Они еще поспорили, размахивая руками, что-то доказывая друг другу. Нервный господин даже снял зачем-то шляпу, показав великолепную, окаймленную пушком по краям, плешь. Лицо упрямца исказилось, голова напоминала яйцо, выглядывающее из гнезда. Он жестикулировал и что-то придушено доказывал предводительнице странного обоза. Наконец до топающего по дороге музыканта донесся голос мадам:
— Эй! Шаферка! Как тебя там? Штычек!
Тот обернулся и поправил говорившую:
— Штычка, бабушка. Штычка Леонард.
— Какая я тебе бабушка, хрюкало? Мадам Француаза, понял? — вежливо представилась собеседница и спросила. — Дорогу на Варшаву знаешь?
— Знаю, — ответил тот и направился назад, полагая, что надменные звезды, наконец, повернулись к его судьбе. И то, что дороги на Варшаву он не знал, было не столь уж важным. После разговора с божьим вестником, Леонард твердо решил творить добрые дела, какие бы последствия за них не полагались.
Состоявшиеся тут же переговоры были краткими, и привели к полному соглашению. Мадам Француаза Фраск, уже пятнадцать лет как проходившая в жандармском управлении Киева содержательницей притона на Фундуклеевской — Ефросиньей Федотовой. А еще ранее, как задерживаемая за занятие проституцией и скупку краденого, получала проводника по опасным дорогам скучного декабря. А пан Штычка, помимо воспоминаний о разных веселых заведениях вроде «Ливана» или «Капернарнаума» — средство передвижения и еду. Ассортимент которой, правда, был много жиже волшебного ковра, и ограничивался хлебом, куском солонины и водкой с черной головкой.

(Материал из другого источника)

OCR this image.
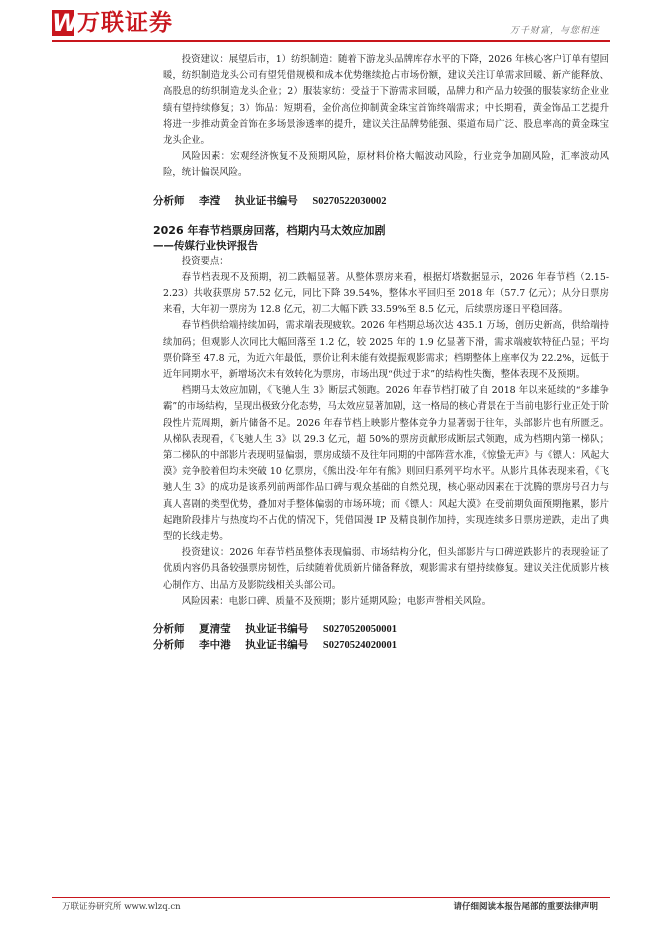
W
万联证券	万千财富，与您相连

投资建议：展望后市，1）纺织制造：随着下游龙头品牌库存水平的下降，2026 年核心客户订单有望回暖，纺织制造龙头公司有望凭借规模和成本优势继续抢占市场份额，建议关注订单需求回暖、新产能释放、高股息的纺织制造龙头企业；2）服装家纺：受益于下游需求回暖，品牌力和产品力较强的服装家纺企业业绩有望持续修复；3）饰品：短期看，金价高位抑制黄金珠宝首饰终端需求；中长期看，黄金饰品工艺提升将进一步推动黄金首饰在多场景渗透率的提升，建议关注品牌势能强、渠道布局广泛、股息率高的黄金珠宝龙头企业。

风险因素：宏观经济恢复不及预期风险，原材料价格大幅波动风险，行业竞争加剧风险，汇率波动风险，统计偏误风险。

分析师 李滢 执业证书编号 S0270522030002

2026 年春节档票房回落，档期内马太效应加剧

——传媒行业快评报告

投资要点：

春节档表现不及预期，初二跌幅显著。从整体票房来看，根据灯塔数据显示，2026 年春节档（2.15-2.23）共收获票房 57.52 亿元，同比下降 39.54%，整体水平回归至 2018 年（57.7 亿元）；从分日票房来看，大年初一票房为 12.8 亿元，初二大幅下跌 33.59%至 8.5 亿元，后续票房逐日平稳回落。

春节档供给端持续加码，需求端表现疲软。2026 年档期总场次达 435.1 万场，创历史新高，供给端持续加码；但观影人次同比大幅回落至 1.2 亿，较 2025 年的 1.9 亿显著下滑，需求端疲软特征凸显；平均票价降至 47.8 元，为近六年最低，票价让利未能有效提振观影需求；档期整体上座率仅为 22.2%，远低于近年同期水平，新增场次未有效转化为票房，市场出现“供过于求”的结构性失衡，整体表现不及预期。

档期马太效应加剧，《飞驰人生 3》断层式领跑。2026 年春节档打破了自 2018 年以来延续的“多雄争霸”的市场结构，呈现出极致分化态势，马太效应显著加剧，这一格局的核心背景在于当前电影行业正处于阶段性片荒周期，新片储备不足。2026 年春节档上映影片整体竞争力显著弱于往年，头部影片也有所匮乏。从梯队表现看，《飞驰人生 3》以 29.3 亿元，超 50%的票房贡献形成断层式领跑，成为档期内第一梯队；第二梯队的中部影片表现明显偏弱，票房成绩不及往年同期的中部阵营水准，《惊蛰无声》与《镖人：风起大漠》竞争胶着但均未突破 10 亿票房，《熊出没·年年有熊》则回归系列平均水平。从影片具体表现来看，《飞驰人生 3》的成功是该系列前两部作品口碑与观众基础的自然兑现，核心驱动因素在于沈腾的票房号召力与真人喜剧的类型优势，叠加对手整体偏弱的市场环境；而《镖人：风起大漠》在受前期负面预期拖累，影片起跑阶段排片与热度均不占优的情况下，凭借国漫 IP 及精良制作加持，实现连续多日票房逆跌，走出了典型的长线走势。

投资建议：2026 年春节档虽整体表现偏弱、市场结构分化，但头部影片与口碑逆跌影片的表现验证了优质内容仍具备较强票房韧性，后续随着优质新片储备释放，观影需求有望持续修复。建议关注优质影片核心制作方、出品方及影院线相关头部公司。

风险因素：电影口碑、质量不及预期；影片延期风险；电影声誉相关风险。

分析师 夏清莹 执业证书编号 S0270520050001

分析师 李中港 执业证书编号 S0270524020001

万联证券研究所 www.wlzq.cn	请仔细阅读本报告尾部的重要法律声明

Действовал уговор только до Города, о чем Леонард строго предупредил старуху. Его желание вернуться домой было неумолимо. Там был покой, а может быть и радость, думалось отставному флейтисту, ведь не стал бы божий вестник обманывать его в такой безделице? Какой резон Его святейшеству, легко извлекающему сикер из пустоты, заливать простому смертному? Никакого.
— Да черт с тобой, чахотка, — легко согласилась предводительница армии потаскушек, узнав, что следовать пути от Города до места назначения не составит труда. — До Города, так до Города. Иди вон, сейчас Базилю подмогни. Не то до красных докукуем здесь.